Réforme de la formation, dernier round des négociations : le texte de l'accord, les réactions

Après 26 heures de négociation, syndicats et patronat ont finalisé le projet d’ANI sur la formation, la professionnalisation et la sécurisation des parcours professionnels, le 7 janvier 2009. Même s’ils témoignent de quelques réticences, les partenaires sociaux devraient majoritairement signer cet accord. Certains réservent cependant leur réponse, sans doute liée aux deux autres accords ouverts à la signature que sont l’assurance-chômage et la GPEC.

Malgré l’objectif affiché, le marathon aura davantage contribué à mettre en œuvre l’article 15 de la loi sur la modernisation du marché du travail du 11 janvier 2008 que simplifié le système actuel de la formation professionnelle continue. La principale avancée est dans l’esprit du texte : la logique de « projet » de formation se substitue à une logique de « statut » du formé, qui a longtemps prévalu.

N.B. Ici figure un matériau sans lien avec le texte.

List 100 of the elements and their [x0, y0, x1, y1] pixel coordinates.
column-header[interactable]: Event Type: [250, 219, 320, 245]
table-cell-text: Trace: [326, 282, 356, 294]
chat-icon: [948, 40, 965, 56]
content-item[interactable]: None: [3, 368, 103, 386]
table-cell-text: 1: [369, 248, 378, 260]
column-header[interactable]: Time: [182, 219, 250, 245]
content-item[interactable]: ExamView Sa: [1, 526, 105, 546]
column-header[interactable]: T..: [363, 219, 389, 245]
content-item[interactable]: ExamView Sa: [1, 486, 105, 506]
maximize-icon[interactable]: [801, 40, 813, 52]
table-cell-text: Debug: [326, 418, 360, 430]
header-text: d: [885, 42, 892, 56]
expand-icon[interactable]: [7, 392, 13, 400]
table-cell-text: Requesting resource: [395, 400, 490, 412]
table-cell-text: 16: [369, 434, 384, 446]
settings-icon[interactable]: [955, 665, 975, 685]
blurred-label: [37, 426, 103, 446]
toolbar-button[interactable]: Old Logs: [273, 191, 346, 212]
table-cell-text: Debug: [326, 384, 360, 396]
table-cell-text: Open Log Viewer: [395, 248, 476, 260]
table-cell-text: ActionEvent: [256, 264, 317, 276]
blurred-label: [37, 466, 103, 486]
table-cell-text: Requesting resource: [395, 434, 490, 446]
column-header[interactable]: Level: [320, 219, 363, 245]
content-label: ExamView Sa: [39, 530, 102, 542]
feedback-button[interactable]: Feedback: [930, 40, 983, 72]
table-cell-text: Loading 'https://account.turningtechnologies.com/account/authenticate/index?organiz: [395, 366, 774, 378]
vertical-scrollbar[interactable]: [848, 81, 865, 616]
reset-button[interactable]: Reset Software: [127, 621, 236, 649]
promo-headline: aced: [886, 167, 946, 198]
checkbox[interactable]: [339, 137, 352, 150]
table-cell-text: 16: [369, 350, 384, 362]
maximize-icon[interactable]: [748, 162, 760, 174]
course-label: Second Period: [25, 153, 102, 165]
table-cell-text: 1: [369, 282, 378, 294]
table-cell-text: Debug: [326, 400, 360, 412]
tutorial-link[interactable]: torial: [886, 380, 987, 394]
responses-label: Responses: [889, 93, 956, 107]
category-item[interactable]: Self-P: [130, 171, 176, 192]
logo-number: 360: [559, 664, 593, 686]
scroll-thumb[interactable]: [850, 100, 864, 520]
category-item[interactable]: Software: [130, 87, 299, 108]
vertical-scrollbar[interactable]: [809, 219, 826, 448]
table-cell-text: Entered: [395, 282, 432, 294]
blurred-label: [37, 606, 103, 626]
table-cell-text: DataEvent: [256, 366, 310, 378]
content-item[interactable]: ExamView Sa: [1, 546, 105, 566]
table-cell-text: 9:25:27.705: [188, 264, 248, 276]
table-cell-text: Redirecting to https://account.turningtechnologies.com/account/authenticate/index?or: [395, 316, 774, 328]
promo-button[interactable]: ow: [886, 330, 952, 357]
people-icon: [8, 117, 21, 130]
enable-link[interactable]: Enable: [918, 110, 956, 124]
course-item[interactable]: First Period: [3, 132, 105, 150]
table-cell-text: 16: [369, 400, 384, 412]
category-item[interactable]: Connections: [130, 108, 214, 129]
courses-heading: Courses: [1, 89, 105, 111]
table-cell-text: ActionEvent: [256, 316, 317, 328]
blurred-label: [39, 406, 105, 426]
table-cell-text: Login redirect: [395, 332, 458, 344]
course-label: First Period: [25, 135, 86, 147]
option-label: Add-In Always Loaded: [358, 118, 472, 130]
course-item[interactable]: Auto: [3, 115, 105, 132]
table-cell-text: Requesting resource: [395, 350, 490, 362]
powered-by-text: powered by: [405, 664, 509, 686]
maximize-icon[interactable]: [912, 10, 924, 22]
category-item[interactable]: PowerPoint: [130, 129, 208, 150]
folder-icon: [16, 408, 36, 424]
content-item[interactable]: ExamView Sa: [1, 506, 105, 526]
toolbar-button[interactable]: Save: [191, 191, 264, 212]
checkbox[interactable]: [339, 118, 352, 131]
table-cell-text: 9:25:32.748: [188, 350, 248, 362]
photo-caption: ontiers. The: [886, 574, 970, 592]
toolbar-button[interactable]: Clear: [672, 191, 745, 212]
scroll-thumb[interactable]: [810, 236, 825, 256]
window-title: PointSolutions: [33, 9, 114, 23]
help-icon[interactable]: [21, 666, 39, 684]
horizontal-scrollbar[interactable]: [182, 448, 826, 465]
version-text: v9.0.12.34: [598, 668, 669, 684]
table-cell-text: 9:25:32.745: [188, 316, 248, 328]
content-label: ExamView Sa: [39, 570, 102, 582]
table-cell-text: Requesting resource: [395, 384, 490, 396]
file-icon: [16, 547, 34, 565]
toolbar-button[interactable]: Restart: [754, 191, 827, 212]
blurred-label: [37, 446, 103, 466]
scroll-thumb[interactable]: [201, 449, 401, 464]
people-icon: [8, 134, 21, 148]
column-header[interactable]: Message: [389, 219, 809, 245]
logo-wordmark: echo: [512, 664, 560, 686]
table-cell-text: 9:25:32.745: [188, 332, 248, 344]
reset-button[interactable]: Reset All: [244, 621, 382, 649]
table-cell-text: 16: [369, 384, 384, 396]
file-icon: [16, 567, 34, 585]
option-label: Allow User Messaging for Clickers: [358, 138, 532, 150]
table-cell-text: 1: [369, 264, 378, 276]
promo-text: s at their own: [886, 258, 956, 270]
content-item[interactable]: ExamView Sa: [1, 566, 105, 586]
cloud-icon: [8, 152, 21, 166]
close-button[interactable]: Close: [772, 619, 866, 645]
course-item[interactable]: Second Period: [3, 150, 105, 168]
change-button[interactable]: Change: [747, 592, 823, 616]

Logique de projet. Pour le Medef, les avancées sont importantes : «  on s’inscrit désormais dans une logique de projet et de parcours professionnel, estime Jean-François Pilliard, chef de file. On a fait bouger la ligne sur ce qui était jusqu’à présent une logique de statut. Le salarié en activité, le salarié le moins qualifié et le demandeur d’emploi sont appréhendés de manière consistante et cohérente ». L’objectif de l’accord est ambitieux » estime également Thierry Lepaon, de la CGT qui s’est dit séduit par son caractère normatif : « on pourra ainsi l’améliorer dans les branches et les entreprises. Le texte prévoit de former chaque année 500 000 salariés supplémentaires parmi les moins qualifiés et 200 000 demandeurs d’emploi de plus. « Cela signifie que 700 000 individus supplémentaires seront concernés par l’accès à une certification, dont beaucoup pour la première fois. »

Quelques réserves. Autre élément de satisfaction du syndicaliste : le maintien du CIF et du DIF en deux dispositifs distincts (même si un groupe de travail doit se réunir prochainement pour travailler sur leur « optimisation »). Un point sur lequel les syndicats expriment leur volonté d’avancer : « Nous ne ressentons pas de points de blocage quant au texte de l’accord, mais avons besoin de précisions sur l’avenir du CIF et du DIF », estime Olivier Gourlé, de la CFTC. Annie Thomas, de la CFDT, s’est montrée quant à elle plus réservée, notamment en raison de l    a méthode de négociation, qu’elle juge « archaïque et source d’ambiguités . Nous n’avons pas eu le temps de faire du texte une analyse très serrée. » Cependant, elle juge qu’il s’agit d’un « bilan d’étape sur la sécurisation des parcours, en partie atteint ».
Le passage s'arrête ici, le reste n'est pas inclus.